Les marchés de l'énergie pourraient respirer un peu. Au cours des deux prochaines semaines, le conflit entre les États-Unis et l'Iran sera suspendu, donnant lieu à des négociations pour une "paix durable". Selon les informations de BFMTV, ce cessez-le-feu promet une pause dans les hostilités, permettant une coordination entre les acteurs du marché.

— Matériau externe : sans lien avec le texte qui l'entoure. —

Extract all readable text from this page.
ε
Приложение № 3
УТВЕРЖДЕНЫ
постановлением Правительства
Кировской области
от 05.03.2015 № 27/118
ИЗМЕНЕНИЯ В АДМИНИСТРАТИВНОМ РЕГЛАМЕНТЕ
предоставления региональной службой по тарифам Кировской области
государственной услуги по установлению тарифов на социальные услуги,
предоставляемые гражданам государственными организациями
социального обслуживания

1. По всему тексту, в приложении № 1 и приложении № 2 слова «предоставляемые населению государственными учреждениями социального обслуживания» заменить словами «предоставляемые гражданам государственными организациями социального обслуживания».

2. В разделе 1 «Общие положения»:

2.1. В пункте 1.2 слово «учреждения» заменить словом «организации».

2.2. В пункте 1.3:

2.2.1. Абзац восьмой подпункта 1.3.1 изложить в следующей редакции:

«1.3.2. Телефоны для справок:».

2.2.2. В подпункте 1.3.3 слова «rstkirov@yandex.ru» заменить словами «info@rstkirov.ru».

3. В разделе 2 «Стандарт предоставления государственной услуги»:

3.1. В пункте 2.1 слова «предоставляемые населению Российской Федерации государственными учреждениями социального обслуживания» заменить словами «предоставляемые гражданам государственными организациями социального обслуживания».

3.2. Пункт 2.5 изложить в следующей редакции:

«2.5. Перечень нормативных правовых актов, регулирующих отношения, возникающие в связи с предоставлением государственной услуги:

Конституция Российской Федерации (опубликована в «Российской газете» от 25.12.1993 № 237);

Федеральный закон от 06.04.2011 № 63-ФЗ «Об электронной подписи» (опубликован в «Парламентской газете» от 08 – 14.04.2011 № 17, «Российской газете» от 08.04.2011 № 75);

Un élément clé de cet accord concerne le détroit d'Ormuz, qui a vu une réduction de son trafic commercial entraînant une flambée des prix de l'énergie. De nombreux hydrocarbures transitent par cette voie cruciale, qui n’a pu être empruntée que par quelques navires dernièrement.
Donald Trump a déclaré sur ses réseaux sociaux que l'accord prévoyait "l'ouverture totale, immédiate et sécurisée du détroit d'Ormuz". Cependant, Téhéran insiste pour maintenir son contrôle sur cette zone stratégique.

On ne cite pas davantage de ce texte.